Long before Lin Manuel Miranda and Hamilton nudged us to remember that our nation’s past is neither dead nor inaccessible, similar efforts were being made in New Hampshire. After the Revolution, written by David Magidson and produced by UNH’s Theatre Education Program, dealt with New Hampshire’s legislative debate over the ratification of the United States Constitution.
We know that in 1788 the state eventually became the ninth to ratify the document, but Magidson’s work did not focus on the result. Instead, his play focused on the debate between federalists and anti-federalists in New Hampshire, and how federalist logic slowly prevailed among the 120 delegates gathered in Exeter.
In the clip below, Katherine Curtis talked to the playwright about his creation, notable New Hampshire federalists, and how he expected the public to react to the play.
That same year, Katherine Curtis spoke to UNH Manchester professor of history Jack Resch about an ongoing public history project, coincidentally titled “After the Revolution” as well.
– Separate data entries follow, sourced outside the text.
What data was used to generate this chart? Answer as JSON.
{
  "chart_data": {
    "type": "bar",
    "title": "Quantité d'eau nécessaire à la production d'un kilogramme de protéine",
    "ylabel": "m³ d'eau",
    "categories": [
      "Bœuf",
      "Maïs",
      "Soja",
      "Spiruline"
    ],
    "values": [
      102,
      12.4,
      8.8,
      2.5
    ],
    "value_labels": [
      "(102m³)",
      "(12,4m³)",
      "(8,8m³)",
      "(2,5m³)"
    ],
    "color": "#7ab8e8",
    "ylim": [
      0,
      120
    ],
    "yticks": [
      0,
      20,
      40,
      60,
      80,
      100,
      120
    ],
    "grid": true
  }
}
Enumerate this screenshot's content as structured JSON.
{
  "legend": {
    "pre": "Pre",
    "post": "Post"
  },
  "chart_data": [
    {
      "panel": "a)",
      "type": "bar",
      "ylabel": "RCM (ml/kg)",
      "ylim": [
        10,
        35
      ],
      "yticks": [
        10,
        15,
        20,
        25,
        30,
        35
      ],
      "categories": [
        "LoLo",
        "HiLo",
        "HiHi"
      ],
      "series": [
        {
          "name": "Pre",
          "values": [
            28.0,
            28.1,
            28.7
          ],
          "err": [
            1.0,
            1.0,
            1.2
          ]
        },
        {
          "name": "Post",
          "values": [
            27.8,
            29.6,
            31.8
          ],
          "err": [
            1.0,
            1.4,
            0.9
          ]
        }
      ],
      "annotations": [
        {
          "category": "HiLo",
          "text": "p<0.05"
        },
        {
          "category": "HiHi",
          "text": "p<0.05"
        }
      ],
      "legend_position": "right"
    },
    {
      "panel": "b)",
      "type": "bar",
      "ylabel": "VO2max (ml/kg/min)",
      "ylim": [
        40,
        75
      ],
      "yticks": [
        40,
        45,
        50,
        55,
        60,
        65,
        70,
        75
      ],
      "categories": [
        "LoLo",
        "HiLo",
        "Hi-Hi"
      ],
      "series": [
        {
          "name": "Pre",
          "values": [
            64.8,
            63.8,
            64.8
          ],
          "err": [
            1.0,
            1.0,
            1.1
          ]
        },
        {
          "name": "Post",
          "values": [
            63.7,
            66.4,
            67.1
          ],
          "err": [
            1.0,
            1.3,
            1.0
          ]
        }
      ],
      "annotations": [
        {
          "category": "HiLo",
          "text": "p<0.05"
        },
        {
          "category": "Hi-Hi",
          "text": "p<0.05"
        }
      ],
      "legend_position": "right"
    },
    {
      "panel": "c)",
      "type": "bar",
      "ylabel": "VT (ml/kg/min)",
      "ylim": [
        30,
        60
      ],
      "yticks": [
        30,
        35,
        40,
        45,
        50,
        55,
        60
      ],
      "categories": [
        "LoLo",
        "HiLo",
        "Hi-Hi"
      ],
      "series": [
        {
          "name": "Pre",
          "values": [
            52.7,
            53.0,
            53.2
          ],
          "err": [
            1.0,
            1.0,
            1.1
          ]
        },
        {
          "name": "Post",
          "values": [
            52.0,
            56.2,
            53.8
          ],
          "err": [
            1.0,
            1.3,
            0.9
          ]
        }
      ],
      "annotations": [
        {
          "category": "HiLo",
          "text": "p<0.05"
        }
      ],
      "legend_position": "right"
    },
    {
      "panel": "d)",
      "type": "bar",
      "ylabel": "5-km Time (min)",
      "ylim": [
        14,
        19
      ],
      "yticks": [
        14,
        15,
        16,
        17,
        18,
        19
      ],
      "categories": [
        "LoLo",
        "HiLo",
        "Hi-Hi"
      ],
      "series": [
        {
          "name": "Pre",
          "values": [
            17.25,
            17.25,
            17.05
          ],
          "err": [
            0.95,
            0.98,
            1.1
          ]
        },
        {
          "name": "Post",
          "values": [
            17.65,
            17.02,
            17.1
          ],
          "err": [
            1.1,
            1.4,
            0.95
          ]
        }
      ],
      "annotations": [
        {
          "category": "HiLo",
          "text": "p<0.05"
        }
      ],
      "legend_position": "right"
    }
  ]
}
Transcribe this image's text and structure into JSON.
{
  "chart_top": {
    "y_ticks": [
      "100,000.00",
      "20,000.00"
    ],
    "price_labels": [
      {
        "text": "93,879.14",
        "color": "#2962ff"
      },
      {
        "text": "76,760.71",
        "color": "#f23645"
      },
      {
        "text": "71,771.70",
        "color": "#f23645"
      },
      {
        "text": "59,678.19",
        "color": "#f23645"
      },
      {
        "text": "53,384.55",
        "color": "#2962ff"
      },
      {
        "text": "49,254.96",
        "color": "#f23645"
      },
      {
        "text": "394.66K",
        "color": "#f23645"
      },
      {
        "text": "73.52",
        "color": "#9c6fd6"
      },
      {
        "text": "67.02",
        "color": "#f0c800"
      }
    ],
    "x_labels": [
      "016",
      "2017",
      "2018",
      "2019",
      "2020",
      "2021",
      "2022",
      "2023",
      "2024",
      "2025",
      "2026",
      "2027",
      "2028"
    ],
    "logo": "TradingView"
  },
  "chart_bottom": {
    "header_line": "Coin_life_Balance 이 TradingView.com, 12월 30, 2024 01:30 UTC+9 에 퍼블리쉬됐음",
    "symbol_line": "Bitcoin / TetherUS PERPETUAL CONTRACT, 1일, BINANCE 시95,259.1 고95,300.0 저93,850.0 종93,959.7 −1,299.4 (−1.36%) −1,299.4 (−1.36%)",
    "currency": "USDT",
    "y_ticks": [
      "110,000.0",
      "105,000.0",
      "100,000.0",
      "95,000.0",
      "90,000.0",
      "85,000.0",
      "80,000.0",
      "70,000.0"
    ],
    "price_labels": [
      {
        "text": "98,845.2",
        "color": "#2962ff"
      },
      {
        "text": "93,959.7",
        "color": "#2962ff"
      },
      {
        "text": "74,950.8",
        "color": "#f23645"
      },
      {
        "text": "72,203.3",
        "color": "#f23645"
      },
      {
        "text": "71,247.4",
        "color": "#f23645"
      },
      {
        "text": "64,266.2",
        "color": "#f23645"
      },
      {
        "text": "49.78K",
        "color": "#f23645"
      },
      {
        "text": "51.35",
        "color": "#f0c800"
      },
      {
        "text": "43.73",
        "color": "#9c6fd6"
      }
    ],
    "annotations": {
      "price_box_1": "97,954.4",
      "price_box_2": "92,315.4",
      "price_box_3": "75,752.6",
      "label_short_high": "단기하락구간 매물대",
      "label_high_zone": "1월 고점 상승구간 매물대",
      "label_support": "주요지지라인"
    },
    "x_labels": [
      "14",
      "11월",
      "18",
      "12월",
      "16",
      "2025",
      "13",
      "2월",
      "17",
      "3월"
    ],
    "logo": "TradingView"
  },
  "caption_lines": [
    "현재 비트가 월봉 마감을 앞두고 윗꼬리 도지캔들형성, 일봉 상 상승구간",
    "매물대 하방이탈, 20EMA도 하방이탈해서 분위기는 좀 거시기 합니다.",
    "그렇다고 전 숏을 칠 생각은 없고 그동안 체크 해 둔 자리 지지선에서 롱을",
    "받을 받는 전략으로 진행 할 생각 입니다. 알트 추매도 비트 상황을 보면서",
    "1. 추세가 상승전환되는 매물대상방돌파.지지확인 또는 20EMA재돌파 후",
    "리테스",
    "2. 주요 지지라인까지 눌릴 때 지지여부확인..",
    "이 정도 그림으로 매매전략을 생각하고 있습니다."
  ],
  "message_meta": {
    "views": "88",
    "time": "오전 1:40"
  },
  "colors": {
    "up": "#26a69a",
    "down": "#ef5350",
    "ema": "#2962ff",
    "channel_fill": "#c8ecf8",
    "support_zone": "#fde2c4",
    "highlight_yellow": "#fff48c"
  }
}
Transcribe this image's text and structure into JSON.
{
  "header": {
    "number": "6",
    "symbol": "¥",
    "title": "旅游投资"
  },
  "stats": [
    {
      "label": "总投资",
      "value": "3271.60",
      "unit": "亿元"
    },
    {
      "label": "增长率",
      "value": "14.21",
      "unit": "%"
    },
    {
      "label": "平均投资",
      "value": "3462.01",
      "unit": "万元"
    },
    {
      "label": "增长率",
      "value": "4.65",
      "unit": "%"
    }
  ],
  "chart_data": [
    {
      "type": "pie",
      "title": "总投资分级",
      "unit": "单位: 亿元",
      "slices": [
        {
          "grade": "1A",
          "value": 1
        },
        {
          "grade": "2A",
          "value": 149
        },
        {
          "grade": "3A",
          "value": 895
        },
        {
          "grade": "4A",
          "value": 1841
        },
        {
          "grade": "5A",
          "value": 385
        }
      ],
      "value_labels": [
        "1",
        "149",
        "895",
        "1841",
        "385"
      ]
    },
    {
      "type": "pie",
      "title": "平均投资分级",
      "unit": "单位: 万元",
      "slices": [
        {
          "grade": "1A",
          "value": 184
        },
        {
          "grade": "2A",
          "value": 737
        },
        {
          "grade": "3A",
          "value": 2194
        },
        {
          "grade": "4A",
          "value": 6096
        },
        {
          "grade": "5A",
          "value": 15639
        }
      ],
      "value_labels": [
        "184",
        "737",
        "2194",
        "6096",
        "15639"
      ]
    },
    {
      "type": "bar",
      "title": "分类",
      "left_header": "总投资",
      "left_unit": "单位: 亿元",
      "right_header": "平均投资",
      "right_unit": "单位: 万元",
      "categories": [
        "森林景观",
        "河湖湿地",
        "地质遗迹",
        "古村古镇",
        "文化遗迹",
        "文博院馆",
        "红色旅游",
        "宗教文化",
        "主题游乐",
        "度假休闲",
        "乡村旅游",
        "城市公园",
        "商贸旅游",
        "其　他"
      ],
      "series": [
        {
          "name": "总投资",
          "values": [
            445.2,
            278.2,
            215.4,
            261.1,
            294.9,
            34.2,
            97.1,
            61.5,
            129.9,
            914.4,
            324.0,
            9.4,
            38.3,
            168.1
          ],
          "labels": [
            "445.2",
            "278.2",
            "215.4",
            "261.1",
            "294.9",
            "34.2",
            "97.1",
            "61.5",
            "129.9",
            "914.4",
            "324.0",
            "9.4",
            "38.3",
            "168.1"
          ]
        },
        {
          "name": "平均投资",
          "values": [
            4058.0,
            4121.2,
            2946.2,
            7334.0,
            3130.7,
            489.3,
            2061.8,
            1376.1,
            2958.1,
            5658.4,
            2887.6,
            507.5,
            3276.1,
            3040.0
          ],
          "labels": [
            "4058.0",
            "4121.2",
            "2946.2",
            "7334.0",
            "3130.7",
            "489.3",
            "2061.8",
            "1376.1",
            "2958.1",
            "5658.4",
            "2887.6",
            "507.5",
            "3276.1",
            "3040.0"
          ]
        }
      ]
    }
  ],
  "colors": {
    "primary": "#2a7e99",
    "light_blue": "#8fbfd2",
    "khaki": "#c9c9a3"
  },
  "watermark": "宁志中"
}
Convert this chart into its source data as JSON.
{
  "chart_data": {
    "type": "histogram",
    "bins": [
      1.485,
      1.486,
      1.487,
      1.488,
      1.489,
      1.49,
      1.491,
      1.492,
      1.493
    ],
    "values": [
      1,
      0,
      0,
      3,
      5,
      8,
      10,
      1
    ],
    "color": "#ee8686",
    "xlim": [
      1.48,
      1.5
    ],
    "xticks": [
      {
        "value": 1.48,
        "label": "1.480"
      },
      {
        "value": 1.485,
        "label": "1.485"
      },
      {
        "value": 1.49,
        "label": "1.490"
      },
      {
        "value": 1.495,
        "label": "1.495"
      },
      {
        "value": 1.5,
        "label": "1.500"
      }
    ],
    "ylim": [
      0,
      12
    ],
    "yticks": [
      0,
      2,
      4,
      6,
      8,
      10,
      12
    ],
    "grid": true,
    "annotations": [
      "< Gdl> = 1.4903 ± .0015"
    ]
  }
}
In 1985, the New Hampshire Council for the Humanities sponsored “After the Revolution” with the goal of compiling information from documents (specifically those of the immediate post- Revolution era) that had been overlooked or abandoned in dusty attics and hidden in cabinets across the state.
Resch also broached the topic of New Hampshire’s hotly contested ratification of the Constitution, speaking about the vital social information the project brought to the historic issue, including the monumental role religion played in the politics of the 1780s.
Though Miranda has hung up his spurs and Magidson’s After the Revolution has long since finished its run, Resch continues the mission. His published work includes Suffering Soldiers: Revolutionary War Veterans, Moral Sentiment and Political Culture in the Early Republic (2000), which focuses on Peterborough, New Hampshire as a case study.